If I had remembered to check a.dtype, I would have seen that a was an int64 array. I should have specified the type when I created the array, or specified at least one of the elements as a float, which would have upcast(ed?) the entire array. This leads me on to….

Mistake 4: Make use of numpy’s vectorisation potential.

The following code is both cleaner and more efficient, and will return an array of floats (as long as you remember to use from __future__ import division) :

1
2
a = np.array([1,2,3])
a/2

Mistake 5: Beware of gotchas in Pandas.

Specifically I got tripped up by trying to convert a pandas series of dates (in unicode format) into datetime objects, using pd.to_datetime(). Pandas didn’t throw an error but silently refused to do what I wanted. Finally after much hair pulling and enlisting the help of a team mate, we worked out that:

a) if you want Pandas to throw an error when converting to datetime objects, you need to set the ‘errors’ kwarg to ‘raise’

b) if you want Pandas to force errors to NaT, then you need to set the ‘coerce’ kwarg to True

c) Pandas timestamps are limited to a range of approximately 584 years. If you try and convert a series of dates (in string format) into a series of datetime objects, and the date range exceeds 584 years, Pandas will just refuse.

I think it’s fair to say that these issues were not obvious without reading the documentation.

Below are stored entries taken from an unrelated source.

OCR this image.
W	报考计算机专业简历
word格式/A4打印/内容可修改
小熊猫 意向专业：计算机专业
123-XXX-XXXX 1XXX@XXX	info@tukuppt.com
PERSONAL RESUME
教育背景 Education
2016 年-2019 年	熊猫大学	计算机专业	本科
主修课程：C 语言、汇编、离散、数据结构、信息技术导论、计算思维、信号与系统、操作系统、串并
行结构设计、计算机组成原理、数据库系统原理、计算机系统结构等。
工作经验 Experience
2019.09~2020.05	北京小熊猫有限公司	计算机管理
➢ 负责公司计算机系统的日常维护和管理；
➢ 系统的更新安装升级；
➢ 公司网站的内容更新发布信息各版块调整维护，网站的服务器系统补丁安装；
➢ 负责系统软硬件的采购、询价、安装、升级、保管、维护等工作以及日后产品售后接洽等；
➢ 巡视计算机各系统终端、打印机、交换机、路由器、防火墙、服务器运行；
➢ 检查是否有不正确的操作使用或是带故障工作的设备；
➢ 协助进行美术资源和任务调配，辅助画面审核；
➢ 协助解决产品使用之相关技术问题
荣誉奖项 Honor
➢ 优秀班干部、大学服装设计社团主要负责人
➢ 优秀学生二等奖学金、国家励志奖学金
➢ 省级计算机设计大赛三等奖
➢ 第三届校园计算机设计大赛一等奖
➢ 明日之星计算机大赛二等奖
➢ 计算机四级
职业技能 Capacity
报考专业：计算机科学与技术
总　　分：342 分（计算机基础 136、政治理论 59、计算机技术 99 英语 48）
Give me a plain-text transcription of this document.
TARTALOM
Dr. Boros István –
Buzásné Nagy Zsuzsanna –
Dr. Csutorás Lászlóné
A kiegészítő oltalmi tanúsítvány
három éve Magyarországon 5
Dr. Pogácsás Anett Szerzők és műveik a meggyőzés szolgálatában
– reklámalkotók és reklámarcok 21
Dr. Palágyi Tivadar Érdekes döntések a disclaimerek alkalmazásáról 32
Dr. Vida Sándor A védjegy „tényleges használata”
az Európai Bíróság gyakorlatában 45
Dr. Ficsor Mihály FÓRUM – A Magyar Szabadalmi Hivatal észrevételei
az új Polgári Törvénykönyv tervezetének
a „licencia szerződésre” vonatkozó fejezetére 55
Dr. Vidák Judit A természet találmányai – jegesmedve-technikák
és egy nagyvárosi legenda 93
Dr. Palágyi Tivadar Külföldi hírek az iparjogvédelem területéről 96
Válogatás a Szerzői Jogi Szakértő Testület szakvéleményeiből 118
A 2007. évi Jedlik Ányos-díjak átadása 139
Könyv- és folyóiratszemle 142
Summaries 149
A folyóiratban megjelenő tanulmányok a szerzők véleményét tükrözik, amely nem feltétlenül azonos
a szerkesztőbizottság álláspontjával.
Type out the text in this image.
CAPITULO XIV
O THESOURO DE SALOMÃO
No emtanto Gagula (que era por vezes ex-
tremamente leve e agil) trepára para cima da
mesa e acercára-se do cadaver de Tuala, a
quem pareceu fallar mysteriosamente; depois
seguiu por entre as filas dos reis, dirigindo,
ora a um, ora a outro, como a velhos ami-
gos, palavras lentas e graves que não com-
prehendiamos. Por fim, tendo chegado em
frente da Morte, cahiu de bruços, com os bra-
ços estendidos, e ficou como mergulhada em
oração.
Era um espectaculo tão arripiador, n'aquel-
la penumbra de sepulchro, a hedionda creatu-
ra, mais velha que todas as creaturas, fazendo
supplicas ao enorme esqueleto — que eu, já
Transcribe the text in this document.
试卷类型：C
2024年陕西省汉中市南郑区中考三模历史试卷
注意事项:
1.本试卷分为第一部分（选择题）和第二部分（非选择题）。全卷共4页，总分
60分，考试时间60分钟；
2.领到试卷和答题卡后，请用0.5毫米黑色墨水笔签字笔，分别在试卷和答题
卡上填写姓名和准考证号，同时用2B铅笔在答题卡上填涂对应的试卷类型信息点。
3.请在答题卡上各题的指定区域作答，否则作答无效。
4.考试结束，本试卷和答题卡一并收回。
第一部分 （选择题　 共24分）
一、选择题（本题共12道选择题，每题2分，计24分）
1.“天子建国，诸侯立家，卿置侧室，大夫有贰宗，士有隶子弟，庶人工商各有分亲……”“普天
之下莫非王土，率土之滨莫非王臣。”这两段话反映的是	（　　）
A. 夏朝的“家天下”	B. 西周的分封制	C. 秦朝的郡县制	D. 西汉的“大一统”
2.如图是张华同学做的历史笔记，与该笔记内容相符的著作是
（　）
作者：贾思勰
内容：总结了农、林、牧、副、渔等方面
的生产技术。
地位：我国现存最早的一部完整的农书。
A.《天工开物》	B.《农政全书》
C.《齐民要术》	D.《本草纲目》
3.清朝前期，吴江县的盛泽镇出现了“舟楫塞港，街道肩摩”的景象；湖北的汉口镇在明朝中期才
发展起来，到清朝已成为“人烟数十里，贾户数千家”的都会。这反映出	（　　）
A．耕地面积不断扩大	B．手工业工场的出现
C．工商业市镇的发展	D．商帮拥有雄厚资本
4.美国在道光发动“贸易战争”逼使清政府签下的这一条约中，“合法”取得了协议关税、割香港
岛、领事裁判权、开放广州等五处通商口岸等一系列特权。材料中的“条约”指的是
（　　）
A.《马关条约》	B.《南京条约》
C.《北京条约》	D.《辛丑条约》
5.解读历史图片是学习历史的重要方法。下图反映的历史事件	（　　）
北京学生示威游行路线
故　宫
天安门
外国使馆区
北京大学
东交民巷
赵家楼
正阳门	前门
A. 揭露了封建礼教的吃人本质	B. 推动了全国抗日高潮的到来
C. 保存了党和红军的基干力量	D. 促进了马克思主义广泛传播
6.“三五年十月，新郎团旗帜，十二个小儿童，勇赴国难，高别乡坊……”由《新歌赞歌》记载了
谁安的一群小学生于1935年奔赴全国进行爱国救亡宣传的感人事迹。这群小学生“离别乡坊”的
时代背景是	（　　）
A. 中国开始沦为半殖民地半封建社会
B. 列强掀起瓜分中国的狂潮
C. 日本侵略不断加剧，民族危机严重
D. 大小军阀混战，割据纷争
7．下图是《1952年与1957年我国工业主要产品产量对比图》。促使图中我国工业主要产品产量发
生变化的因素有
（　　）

Mistake 6: If you’re really stuck, ask Stack Overflow.

I spent several hours on this problem the other day. When I finally caved in and asked a question on SO (my first!) I got an answer that worked within half an hour. I still don’t know what the problem was, but at least I had a solution and could get on with my day.

That’s it for now. If anyone has good strategies for avoiding getting stuck in a coding quagmire, I’d love to hear them.